AGORÀ
DI FRANCESCO MININNI
Dio, com’erano cattivi i primi cristiani. Alejandro Amenàbar, regista cileno naturalizzato spagnolo, ha sempre giocato duro e continua a farlo. Prima, in «The Others», immaginando dei morti che non sanno di esserlo e configurando una rilettura pagana dell’horror. Poi, in «Mare dentro», raccontando la vicenda vera di un tetraplegico che, cammin facendo, si infuria con un sacerdote reo soltanto di esserlo andato a trovare.
E ora, in «Agorà», raccontando la storia vera di Ipazia, filosofa alessandrina vissuta tra il IV e il V secolo dopo Cristo, studiosa della cosmogonia e del movimento dei pianeti, morta lapidata dalla folla su istigazione dei monaci cristiani chiamati parabolani, colpevoli anche della distruzione della preziosa (ma pagana) biblioteca di Alessandria. Le cose sono andate così e chi sia interessato a raccontarle non dovrebbe aggiungere né togliere alcunché. Amenàbar di certo non toglie, ma sicuramente aggiunge. Considerando il periodo favorevole per la caccia al cristiano, dipinge la comunità paleocristiana come un covo di fondamentalisti che, gridando «Dio è con noi» (ohibò, che tradotto in tedesco suona «Gott mit Uns»), approfitta dell’ufficiale riconoscimento da parte dell’imperatore Teodosio (editto di Tessalonica) per fare piazza pulita di avversari e oppositori.
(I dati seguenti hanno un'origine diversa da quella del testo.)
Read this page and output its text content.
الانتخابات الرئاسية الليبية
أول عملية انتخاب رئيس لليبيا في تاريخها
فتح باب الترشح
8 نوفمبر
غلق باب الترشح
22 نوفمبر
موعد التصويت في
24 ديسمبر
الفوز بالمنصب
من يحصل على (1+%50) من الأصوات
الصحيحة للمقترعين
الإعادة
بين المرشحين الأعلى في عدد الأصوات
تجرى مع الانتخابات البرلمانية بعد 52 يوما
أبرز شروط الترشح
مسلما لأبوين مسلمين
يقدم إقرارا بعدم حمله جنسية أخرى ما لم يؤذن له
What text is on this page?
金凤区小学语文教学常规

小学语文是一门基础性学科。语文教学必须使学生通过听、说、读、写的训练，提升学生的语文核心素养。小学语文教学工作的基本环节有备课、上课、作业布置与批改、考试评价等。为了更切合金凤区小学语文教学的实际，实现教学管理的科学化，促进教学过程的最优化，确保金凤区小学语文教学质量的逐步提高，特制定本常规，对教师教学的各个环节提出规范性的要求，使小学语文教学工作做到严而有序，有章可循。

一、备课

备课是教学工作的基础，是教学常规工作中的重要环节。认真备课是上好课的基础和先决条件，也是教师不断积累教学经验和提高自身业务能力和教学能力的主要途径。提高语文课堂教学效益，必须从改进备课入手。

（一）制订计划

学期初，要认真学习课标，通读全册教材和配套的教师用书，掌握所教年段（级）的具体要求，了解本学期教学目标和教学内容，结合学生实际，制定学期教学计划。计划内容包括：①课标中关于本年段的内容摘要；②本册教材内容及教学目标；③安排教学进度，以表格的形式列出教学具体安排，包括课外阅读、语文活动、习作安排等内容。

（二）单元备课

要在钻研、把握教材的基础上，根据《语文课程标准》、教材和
Così gli ebrei cadono sotto i colpi dei lanciatori di pietre e i pagani sono costretti alla fuga e al silenzio. Il tutto è orchestrato da un perfido vescovo di nome Cirillo che, ben comprendendo l’importanza delle connessioni tra religione e potere politico, tira dalla propria parte il prefetto romano costringendolo, se non all’accordo, certamente al silenzio.
In tutto questo risplende evidente la scarsa lungimiranza (che diventa sospetto insabbiamento) della gerarchia ecclesiastica: altrimenti non si spiegherebbe il fatto che quello stesso Cirillo sia stato successivamente santificato (si festeggia il 27 giugno) e proclamato nel 1882 dottore della Chiesa universale. Tutto questo, nei piani di Amenàbar, dovrebbe portare alla più ovvia delle conclusioni: guardate su quali basi si sono gettate le fondamenta della Chiesa, quella stessa che ancora oggi, nonostante scandali finanziari, pedofilia e malefatte di ogni genere, continua ad essere l’unica (perdonateci il termine) ideologia sopravvissuta allo scorrere dei secoli. La risposta, per noi semplicissima, è che se anche tutto questo fosse avvenuto nelle esatte modalità descritte dall’autore, non sono queste le fondamenta della Chiesa: è Cristo, che ha le spalle molto più forti di quanto i suoi detrattori (e talvolta anche i suoi seguaci) pensano. Tanto furore ideologico sottrae ad «Agorà» un naturale vigore che gli deriva da una splendida ricostruzione ambientale: l’Alessandria ricostruita a Malta suscita ammirazione e persino emozione, facendo pensare che i 50 milioni di euro del budget siano stati veramente ben spesi e cancellando d’un colpo il ricordo di un altro kolossal pseudo storico girato nei medesimi luoghi, «Il gladiatore» di Ridley Scott.
E anche l’Ipazia di Rachel Weisz, donna coraggiosa e incurante di razze e religioni, è un personaggio ben delineato e sicuramente molto ben interpretato da un’attrice che si fatica a identificare con la stessa protagonista de «La mummia» (unico punto di contatto: l’abbonamento all’antichità). Peccato che questi meriti non indifferenti inciampino nella prevenzione ideologica, in qualche sospetto di falsificazione di alcuni dati e in una attualizzazione che sembra francamente poco sostenibile. Se poi è vero che c’è stata da parte della Chiesa (che vuole sempre dire: di una parte di essa) qualche manovra per impedire che «Agorà» fosse distribuito, potremmo suggerire agli eventuali responsabili di dare un’attenta occhiata in casa propria prima di lanciarsi in inutili crociate il cui effetto boomerang potrebbe essere più devastante dell’ipotetico pericolo da scongiurare.
Il cinema può suscitare opinione, polemica, indignazione, rabbia e persino violenza. Quel che non può fare, invece, è cambiare la storia. In quel campo c’è sempre qualcuno che ne sa più di Amenàbar.